SPANK PAGE
●取材:西沢八月  ●撮影:東京神父


曲は生もの。ライヴでは毎回アレンジを変えていきたいくらい
――今回のミニアルバム『I Go Home』は曲順にすごく悩んだんじゃないかと思ったんですけど?

仲手川:いちばん悩んだのは、1曲目に何を持ってくるか……。全部で5曲のミニアルバムなので、1曲目の印象が最後まで続いてしまうじゃないですか? そういう意味で、曲順にはすごく悩みました。

――結果的にはメンバーで話し合って決めた?

仲手川:そうです。

――1曲目にキャッチーな「zero」を持ってくることで、ポップな歌ものバンドだって見られてしまう危機感みたいなものはありませんでした?

仲手川:ありましたね。本当は3曲目に入っている「go」と、どっちを1曲目にするか悩んだんです。僕らの本質的な部分では「go」を押したい気持ちがあったんですよ。この曲は僕たちのこれからの方向性を示す意味でも重要な曲だったから。でも今回は5曲入りのミニアルバムだから、3曲目でも大丈夫だろうって。これがフルアルバムだったら、また違った曲順になったかもしれないですね。今回は1曲目に耳に入りやすい曲にしようってことで、今の曲順になったんです。

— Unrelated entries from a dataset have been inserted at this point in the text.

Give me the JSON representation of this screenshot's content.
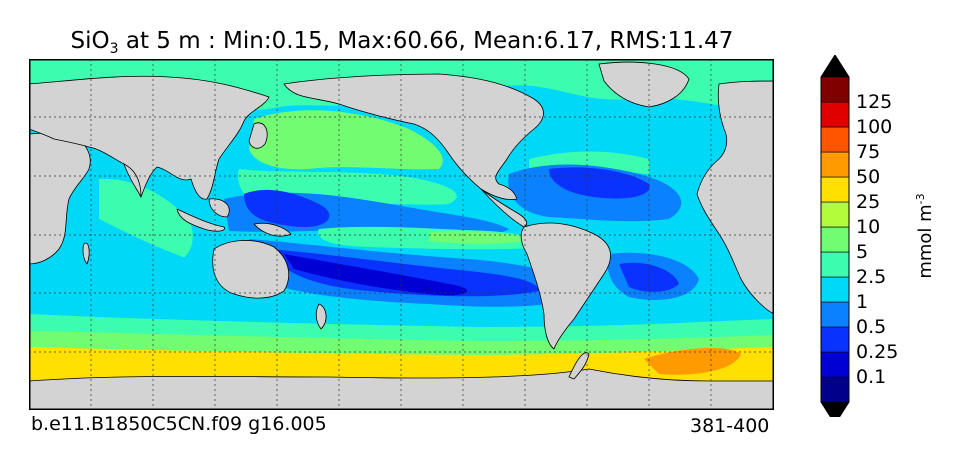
{
  "title": {
    "variable": "SiO",
    "subscript": "3",
    "rest": " at 5 m : Min:0.15, Max:60.66, Mean:6.17, RMS:11.47"
  },
  "footer": {
    "run_id": "b.e11.B1850C5CN.f09 g16.005",
    "years": "381-400"
  },
  "colorbar": {
    "unit_base": "mmol m",
    "unit_exp": "-3",
    "levels": [
      "0.1",
      "0.25",
      "0.5",
      "1",
      "2.5",
      "5",
      "10",
      "25",
      "50",
      "75",
      "100",
      "125"
    ],
    "colors": [
      "#00008a",
      "#0000d4",
      "#0a32ff",
      "#0a82ff",
      "#00d8f8",
      "#3cfcb0",
      "#72fc72",
      "#b2fc3c",
      "#ffe000",
      "#ff9a00",
      "#ff5500",
      "#e00000",
      "#800000"
    ]
  },
  "map": {
    "land_color": "#d3d3d3",
    "ocean_colors": {
      "low": "#0000d4",
      "lowmid": "#0a32ff",
      "mid": "#0a82ff",
      "cyan": "#00d8f8",
      "mint": "#3cfcb0",
      "green": "#72fc72",
      "yellow": "#ffe000",
      "orange": "#ff9a00"
    }
  }
}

――試聴機なんかに入った場合、1曲目の印象って大切ですものね。ちなみに、今回のミニアルバムを作る時に、“こういう作品にしたい”といった構想はありました?

仲手川:あまりドラマティックなものにはしようと思わなかったんです。5曲という決められた枠の中で、いろいろな僕らを見せていきたかった。プレゼン的なものにしようという意図もありました。

――選曲はどんな感じだったんですか?

仲手川:何曲かあるストックの中から、いちばん良い5曲を入れました。

――『I Go Home』には、空間や浮遊感を感じさせる曲と、牧歌的だったりフォーキーなものをべースにした曲のパターンがあると思ったんですど?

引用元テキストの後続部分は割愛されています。